Dataset/Model Upload Form
This workflow provides a straightforward three-step process for contributors to upload their datasets: users fill in the necessary information about their dataset, submit the form, and then wait for an admin to review the contribution. Once the review is complete, the dataset can be approved and published on the website.
Admin Dataset Review
Admins can review all pending dataset submissions and choose to either approve or deny them. When a submission is approved, the dataset is added to the catalog; when it is denied, the admin supplies a reason for the denial so the contributor knows what changes are needed.
Admin Dashboard
The admin dashboard enables ongoing maintenance of the platform by letting admins review and update existing datasets in the catalog. It also provides an easy way to switch between pending submissions and the main catalog, allowing admins to manage new contributions and maintain published datasets in one place.
Statistics Page
The statistics page aggregates information from all current datasets on HausaNLP, providing an overview of key metrics such as year and language.
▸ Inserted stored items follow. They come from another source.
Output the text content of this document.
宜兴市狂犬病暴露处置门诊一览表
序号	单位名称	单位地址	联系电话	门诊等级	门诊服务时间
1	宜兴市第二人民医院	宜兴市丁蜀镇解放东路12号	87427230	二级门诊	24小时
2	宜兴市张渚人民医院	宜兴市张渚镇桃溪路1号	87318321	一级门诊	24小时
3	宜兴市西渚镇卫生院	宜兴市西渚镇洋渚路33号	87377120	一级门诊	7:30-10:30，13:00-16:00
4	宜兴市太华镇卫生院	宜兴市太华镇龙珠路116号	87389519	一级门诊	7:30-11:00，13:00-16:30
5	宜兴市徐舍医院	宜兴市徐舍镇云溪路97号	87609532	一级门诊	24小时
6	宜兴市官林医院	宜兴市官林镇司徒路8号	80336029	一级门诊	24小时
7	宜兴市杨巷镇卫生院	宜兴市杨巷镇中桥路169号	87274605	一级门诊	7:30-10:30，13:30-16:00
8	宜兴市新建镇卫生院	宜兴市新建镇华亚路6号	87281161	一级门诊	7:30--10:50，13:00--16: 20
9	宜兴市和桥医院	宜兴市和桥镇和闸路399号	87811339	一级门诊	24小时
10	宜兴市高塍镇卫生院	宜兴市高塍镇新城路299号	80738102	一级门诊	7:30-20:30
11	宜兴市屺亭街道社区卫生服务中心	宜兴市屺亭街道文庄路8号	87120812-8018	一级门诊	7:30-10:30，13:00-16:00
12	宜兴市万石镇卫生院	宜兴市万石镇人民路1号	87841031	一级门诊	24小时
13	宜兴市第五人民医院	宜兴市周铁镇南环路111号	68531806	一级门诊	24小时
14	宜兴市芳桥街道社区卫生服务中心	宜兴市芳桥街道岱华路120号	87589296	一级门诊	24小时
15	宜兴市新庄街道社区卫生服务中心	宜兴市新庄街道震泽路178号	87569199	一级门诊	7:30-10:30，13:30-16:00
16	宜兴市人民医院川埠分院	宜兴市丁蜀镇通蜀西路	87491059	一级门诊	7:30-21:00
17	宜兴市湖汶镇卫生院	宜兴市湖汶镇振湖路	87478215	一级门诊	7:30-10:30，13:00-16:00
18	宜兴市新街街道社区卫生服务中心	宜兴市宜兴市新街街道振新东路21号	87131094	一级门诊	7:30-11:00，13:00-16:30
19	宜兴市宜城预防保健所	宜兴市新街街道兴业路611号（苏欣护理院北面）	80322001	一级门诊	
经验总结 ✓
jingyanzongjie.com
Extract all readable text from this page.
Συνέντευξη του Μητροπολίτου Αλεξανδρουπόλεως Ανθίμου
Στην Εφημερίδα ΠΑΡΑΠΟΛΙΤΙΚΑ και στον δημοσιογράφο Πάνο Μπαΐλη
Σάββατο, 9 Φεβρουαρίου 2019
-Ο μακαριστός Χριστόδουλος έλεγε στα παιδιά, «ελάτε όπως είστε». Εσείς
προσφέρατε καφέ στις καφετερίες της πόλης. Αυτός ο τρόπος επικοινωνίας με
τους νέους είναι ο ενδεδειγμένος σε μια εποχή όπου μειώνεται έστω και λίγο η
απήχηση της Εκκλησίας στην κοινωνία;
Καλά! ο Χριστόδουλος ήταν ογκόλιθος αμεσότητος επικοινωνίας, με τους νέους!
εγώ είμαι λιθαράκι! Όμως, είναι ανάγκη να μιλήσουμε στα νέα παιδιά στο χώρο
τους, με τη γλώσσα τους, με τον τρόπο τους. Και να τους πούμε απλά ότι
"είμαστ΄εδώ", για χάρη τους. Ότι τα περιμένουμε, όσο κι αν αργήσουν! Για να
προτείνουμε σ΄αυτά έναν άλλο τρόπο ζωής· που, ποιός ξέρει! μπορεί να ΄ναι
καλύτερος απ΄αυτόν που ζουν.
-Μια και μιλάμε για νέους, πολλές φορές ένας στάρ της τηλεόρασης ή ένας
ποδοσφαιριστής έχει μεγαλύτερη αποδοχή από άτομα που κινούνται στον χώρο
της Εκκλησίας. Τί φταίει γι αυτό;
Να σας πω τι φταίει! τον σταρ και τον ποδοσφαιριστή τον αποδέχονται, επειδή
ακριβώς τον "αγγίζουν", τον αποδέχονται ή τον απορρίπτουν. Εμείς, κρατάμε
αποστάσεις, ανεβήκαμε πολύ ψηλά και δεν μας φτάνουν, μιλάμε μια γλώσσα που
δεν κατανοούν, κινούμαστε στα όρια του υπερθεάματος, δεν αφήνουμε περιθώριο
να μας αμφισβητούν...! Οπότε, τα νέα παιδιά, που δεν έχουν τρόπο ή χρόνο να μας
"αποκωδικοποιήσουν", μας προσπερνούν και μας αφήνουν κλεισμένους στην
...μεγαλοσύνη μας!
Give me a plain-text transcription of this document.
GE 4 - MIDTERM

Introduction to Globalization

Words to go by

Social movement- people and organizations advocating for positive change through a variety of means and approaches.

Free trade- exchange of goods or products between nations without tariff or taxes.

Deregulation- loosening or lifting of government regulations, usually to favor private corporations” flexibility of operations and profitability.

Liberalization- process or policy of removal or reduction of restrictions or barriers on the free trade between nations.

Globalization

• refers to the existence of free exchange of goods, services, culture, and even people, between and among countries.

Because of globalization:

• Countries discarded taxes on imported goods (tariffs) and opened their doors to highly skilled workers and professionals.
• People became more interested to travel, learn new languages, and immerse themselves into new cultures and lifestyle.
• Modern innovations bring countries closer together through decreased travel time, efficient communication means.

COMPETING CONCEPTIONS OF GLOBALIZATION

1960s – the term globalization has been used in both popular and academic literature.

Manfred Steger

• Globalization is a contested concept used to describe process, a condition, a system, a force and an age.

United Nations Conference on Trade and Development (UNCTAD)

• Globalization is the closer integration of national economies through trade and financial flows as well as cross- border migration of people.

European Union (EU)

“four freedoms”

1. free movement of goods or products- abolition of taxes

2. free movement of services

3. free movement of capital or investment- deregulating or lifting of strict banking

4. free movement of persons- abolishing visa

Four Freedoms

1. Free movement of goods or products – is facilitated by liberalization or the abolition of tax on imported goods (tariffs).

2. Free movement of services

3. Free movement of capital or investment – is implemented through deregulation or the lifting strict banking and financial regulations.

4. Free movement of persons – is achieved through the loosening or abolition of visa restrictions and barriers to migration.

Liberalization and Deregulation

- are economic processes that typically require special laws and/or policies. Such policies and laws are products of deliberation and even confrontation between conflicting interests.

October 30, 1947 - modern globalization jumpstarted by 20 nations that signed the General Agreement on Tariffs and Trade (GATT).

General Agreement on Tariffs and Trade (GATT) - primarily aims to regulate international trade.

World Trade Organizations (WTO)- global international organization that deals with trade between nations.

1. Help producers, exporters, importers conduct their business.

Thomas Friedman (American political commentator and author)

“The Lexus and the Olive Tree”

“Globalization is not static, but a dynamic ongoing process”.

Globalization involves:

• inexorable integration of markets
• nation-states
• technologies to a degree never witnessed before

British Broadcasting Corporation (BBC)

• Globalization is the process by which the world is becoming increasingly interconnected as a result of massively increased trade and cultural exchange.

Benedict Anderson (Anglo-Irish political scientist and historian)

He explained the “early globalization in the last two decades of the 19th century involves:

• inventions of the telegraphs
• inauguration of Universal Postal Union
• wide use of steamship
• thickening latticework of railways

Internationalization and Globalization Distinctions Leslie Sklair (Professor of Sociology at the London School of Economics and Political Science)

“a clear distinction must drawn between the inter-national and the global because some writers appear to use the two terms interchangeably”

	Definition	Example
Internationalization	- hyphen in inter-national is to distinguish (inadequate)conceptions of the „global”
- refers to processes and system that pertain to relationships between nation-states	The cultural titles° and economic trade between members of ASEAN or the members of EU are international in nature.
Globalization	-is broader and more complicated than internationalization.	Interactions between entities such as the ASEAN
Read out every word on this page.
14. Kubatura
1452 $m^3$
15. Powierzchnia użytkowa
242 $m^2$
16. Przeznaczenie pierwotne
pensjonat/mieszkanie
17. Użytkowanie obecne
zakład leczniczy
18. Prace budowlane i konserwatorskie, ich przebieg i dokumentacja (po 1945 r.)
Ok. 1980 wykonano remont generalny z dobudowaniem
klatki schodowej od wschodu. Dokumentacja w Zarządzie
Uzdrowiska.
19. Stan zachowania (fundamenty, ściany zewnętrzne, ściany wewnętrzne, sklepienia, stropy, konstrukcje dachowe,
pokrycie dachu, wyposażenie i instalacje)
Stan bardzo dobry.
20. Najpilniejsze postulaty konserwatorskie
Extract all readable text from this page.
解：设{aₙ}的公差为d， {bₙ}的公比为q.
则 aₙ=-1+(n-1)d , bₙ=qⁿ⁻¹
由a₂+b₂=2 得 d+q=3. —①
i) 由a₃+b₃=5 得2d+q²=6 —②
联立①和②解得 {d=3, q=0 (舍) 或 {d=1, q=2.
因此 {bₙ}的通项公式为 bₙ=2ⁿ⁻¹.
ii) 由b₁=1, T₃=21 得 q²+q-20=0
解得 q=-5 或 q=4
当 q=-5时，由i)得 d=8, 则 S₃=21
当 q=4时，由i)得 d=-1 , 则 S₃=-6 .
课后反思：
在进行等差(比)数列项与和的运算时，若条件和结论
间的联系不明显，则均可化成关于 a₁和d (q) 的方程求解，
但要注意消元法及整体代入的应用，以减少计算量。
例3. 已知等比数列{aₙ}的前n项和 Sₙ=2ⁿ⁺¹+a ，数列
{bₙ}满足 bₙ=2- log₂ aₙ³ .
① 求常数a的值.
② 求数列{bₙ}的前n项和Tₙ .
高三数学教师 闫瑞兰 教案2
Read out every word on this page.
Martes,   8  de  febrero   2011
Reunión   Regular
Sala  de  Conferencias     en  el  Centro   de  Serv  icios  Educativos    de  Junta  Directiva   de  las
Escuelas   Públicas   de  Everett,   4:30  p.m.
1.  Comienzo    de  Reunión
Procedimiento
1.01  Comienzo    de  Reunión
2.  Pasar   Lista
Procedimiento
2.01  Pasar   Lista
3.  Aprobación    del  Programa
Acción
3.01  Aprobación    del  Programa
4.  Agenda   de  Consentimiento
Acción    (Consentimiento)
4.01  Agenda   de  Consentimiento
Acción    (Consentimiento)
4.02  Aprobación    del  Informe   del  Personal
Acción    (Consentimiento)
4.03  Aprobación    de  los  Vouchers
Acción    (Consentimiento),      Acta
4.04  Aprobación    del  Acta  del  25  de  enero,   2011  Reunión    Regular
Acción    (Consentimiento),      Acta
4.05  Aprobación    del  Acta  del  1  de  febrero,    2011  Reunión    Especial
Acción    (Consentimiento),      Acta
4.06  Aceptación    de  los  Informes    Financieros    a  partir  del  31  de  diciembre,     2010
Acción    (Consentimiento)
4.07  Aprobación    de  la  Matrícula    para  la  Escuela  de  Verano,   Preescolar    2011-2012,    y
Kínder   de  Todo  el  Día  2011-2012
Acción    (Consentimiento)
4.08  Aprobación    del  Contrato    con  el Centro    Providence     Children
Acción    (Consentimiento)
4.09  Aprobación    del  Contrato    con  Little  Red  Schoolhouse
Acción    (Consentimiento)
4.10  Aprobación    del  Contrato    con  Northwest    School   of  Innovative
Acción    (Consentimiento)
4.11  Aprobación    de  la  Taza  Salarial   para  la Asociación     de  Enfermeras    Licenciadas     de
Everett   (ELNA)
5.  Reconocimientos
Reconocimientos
By compiling this data across the entire catalog, the page helps users quickly understand the distribution and characteristics of the datasets available on the platform.
Contributors Page
The contributors page highlights individuals who have added datasets to the HausaNLP data catalog and serves to recognize and acknowledge their work. Contributors are displayed on the page only if they provide consent, ensuring that recognition is both accurate and voluntary.
About Us Page
The About Us page provides information about the HausaNLP website and its mission, helping users understand the purpose of the platform. It also offers ways for users to stay connected, giving visitors a clear sense of what the project aims to achieve and how they can follow its work.